The king, being informed that he still preached the faith in his kingdom, ordered him to be apprehended; but the martyr made no other reply to his threats than by putting this question to the king: What opinion he would have of any of his subjects who should renounce his allegiance to him, and join in war against him? The enraged tyrant caused reeds to be run in between the nails and the flesh both of his hands and feet, and the same to be thrust into other most tender parts, and drawn out again, and this to be frequently repeated with violence. He lastly ordered a knotty stake to be thrust into his bowels to rend and tear them, in which torment he expired in the year 424. The Roman Martyrology places his name on March 31.

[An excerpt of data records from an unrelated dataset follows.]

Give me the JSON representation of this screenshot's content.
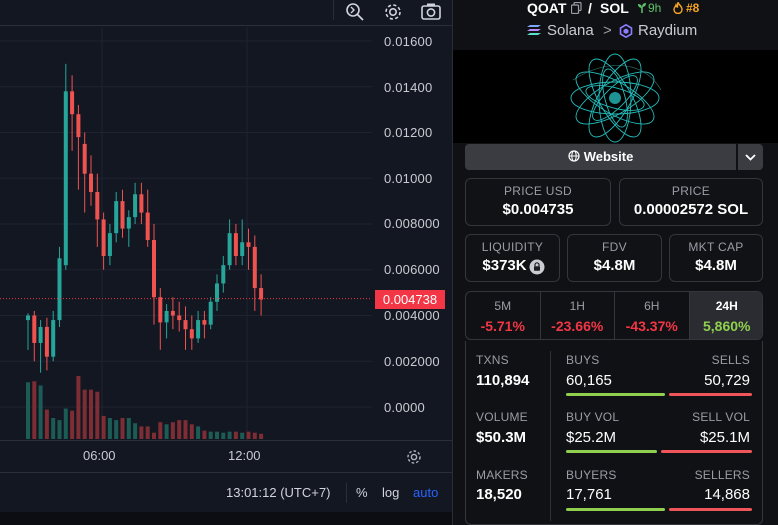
{
  "chart": {
    "price_axis": [
      "0.01600",
      "0.01400",
      "0.01200",
      "0.01000",
      "0.008000",
      "0.006000",
      "0.004000",
      "0.002000",
      "0.0000"
    ],
    "current_price": "0.004738",
    "time_axis": [
      "06:00",
      "12:00"
    ],
    "clock": "13:01:12 (UTC+7)",
    "percent_label": "%",
    "log_label": "log",
    "auto_label": "auto",
    "colors": {
      "up": "#26a69a",
      "down": "#ef5350",
      "up_volume": "#1d5c55",
      "down_volume": "#7d2d33",
      "background": "#131722"
    }
  },
  "chart_data": {
    "type": "candlestick",
    "ylim": [
      0.0,
      0.0165
    ],
    "candles": [
      [
        0.0038,
        0.0041,
        0.0025,
        0.004
      ],
      [
        0.004,
        0.0042,
        0.002,
        0.0028
      ],
      [
        0.0028,
        0.0038,
        0.0015,
        0.0035
      ],
      [
        0.0035,
        0.0039,
        0.0016,
        0.0022
      ],
      [
        0.0022,
        0.0042,
        0.002,
        0.0038
      ],
      [
        0.0038,
        0.007,
        0.0035,
        0.0065
      ],
      [
        0.0062,
        0.015,
        0.006,
        0.0138
      ],
      [
        0.0138,
        0.0145,
        0.0112,
        0.0128
      ],
      [
        0.0128,
        0.0132,
        0.0095,
        0.0118
      ],
      [
        0.0115,
        0.012,
        0.0085,
        0.0102
      ],
      [
        0.0102,
        0.011,
        0.0088,
        0.0094
      ],
      [
        0.0094,
        0.0102,
        0.007,
        0.0082
      ],
      [
        0.0082,
        0.0085,
        0.006,
        0.0066
      ],
      [
        0.0066,
        0.008,
        0.0062,
        0.0076
      ],
      [
        0.0076,
        0.0094,
        0.0072,
        0.009
      ],
      [
        0.009,
        0.0095,
        0.0074,
        0.0078
      ],
      [
        0.0078,
        0.0086,
        0.007,
        0.0083
      ],
      [
        0.0083,
        0.0098,
        0.008,
        0.0093
      ],
      [
        0.0093,
        0.0098,
        0.008,
        0.0085
      ],
      [
        0.0085,
        0.0095,
        0.007,
        0.0073
      ],
      [
        0.0073,
        0.008,
        0.0036,
        0.0048
      ],
      [
        0.0048,
        0.0052,
        0.0025,
        0.0037
      ],
      [
        0.0037,
        0.0045,
        0.003,
        0.0042
      ],
      [
        0.0042,
        0.0048,
        0.0034,
        0.004
      ],
      [
        0.004,
        0.0046,
        0.0033,
        0.0038
      ],
      [
        0.0038,
        0.0044,
        0.0025,
        0.0034
      ],
      [
        0.0034,
        0.004,
        0.0025,
        0.003
      ],
      [
        0.003,
        0.0042,
        0.0028,
        0.0038
      ],
      [
        0.0038,
        0.0042,
        0.003,
        0.0036
      ],
      [
        0.0036,
        0.0048,
        0.0034,
        0.0046
      ],
      [
        0.0046,
        0.0058,
        0.0042,
        0.0054
      ],
      [
        0.0054,
        0.0066,
        0.005,
        0.0062
      ],
      [
        0.0062,
        0.0082,
        0.006,
        0.0076
      ],
      [
        0.0076,
        0.008,
        0.0062,
        0.0066
      ],
      [
        0.0066,
        0.0082,
        0.0062,
        0.0072
      ],
      [
        0.0072,
        0.0078,
        0.006,
        0.007
      ],
      [
        0.007,
        0.0075,
        0.0042,
        0.0052
      ],
      [
        0.0052,
        0.0058,
        0.004,
        0.0047
      ]
    ],
    "volumes": [
      54,
      55,
      51,
      28,
      20,
      18,
      29,
      27,
      60,
      47,
      47,
      45,
      22,
      20,
      18,
      20,
      20,
      15,
      12,
      12,
      6,
      16,
      14,
      16,
      18,
      18,
      14,
      12,
      8,
      7,
      7,
      6,
      7,
      7,
      6,
      7,
      6,
      5
    ]
  },
  "pair": {
    "base": "QOAT",
    "separator": "/",
    "quote": "SOL",
    "age": "9h",
    "rank": "#8"
  },
  "chain": {
    "network": "Solana",
    "separator": ">",
    "dex": "Raydium"
  },
  "website": {
    "label": "Website"
  },
  "price_usd": {
    "label": "PRICE USD",
    "value": "$0.004735"
  },
  "price_sol": {
    "label": "PRICE",
    "value": "0.00002572 SOL"
  },
  "liquidity": {
    "label": "LIQUIDITY",
    "value": "$373K"
  },
  "fdv": {
    "label": "FDV",
    "value": "$4.8M"
  },
  "mkt_cap": {
    "label": "MKT CAP",
    "value": "$4.8M"
  },
  "tabs": [
    {
      "label": "5M",
      "value": "-5.71%",
      "color": "#f23645"
    },
    {
      "label": "1H",
      "value": "-23.66%",
      "color": "#f23645"
    },
    {
      "label": "6H",
      "value": "-43.37%",
      "color": "#f23645"
    },
    {
      "label": "24H",
      "value": "5,860%",
      "color": "#8fd14f"
    }
  ],
  "stats": {
    "txns": {
      "label": "TXNS",
      "value": "110,894"
    },
    "buys": {
      "label": "BUYS",
      "value": "60,165"
    },
    "sells": {
      "label": "SELLS",
      "value": "50,729"
    },
    "volume": {
      "label": "VOLUME",
      "value": "$50.3M"
    },
    "buy_vol": {
      "label": "BUY VOL",
      "value": "$25.2M"
    },
    "sell_vol": {
      "label": "SELL VOL",
      "value": "$25.1M"
    },
    "makers": {
      "label": "MAKERS",
      "value": "18,520"
    },
    "buyers": {
      "label": "BUYERS",
      "value": "17,761"
    },
    "sellers": {
      "label": "SELLERS",
      "value": "14,868"
    }
  },
  "ratios": {
    "buys": 0.5425,
    "buy_vol": 0.501,
    "buyers": 0.544
  },
  "colors": {
    "buy": "#8fd14f",
    "sell": "#f0555a"
  }
}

THE GLORIOUS ACTIONS OF THE MARTYRS
St Ephrem considering the heroic constancy of the martyrs, makes on them the following pious reflections: “The wisdom of philosophers, and the eloquence of the greatest orators, are dumb through amazement, when they contemplate the wonderful spectacle and glorious actions of the martyrs: the tyrants and judges were not able to express their astonishment when they beheld the faith, the constancy, and the cheerfulness of these holy champions.
"GLORIOUS MARTYRS, PRAY FOR US SINNERS"
What excuse shall we have in the dreadful day of judgment, if we who have never been exposed to any cruel persecutions, or to the violence of such torments, shall have neglected the love of God and the care of a spiritual life? No temptations, nor torments, were able to draw them from that love which they bore to God: but we, living in rest and delights, refuse to love our most merciful and gracious Lord. What shall we do in that day of terror, when the martyrs of Christ, standing with confidence near his throne, shall show the marks of their wounds? What shall we then show? Shall we present a lively faith? true charity towards God? a perfect disengagement of our affections from earthly things? souls freed from the tyranny of the passions? silence and recollection? meekness? almsdeeds? prayers poured forth with clean hearts? compunction, watchings, tears? Happy shall he be whom such good works shall attend. He will be the partner of the martyrs, and, supported by the treasure of these virtues, shall appear with equal confidence before Christ and his angels.
We entreat you, O most holy martyrs, who cheerfully suffered must cruel torments for God our Saviour and his love, on which account you are now most intimately and familiarly united to him, that you pray to the Lord for us miserable sinners, covered with filth, that he infuse into us the grace of Christ, that it may enlighten our souls that we may love him.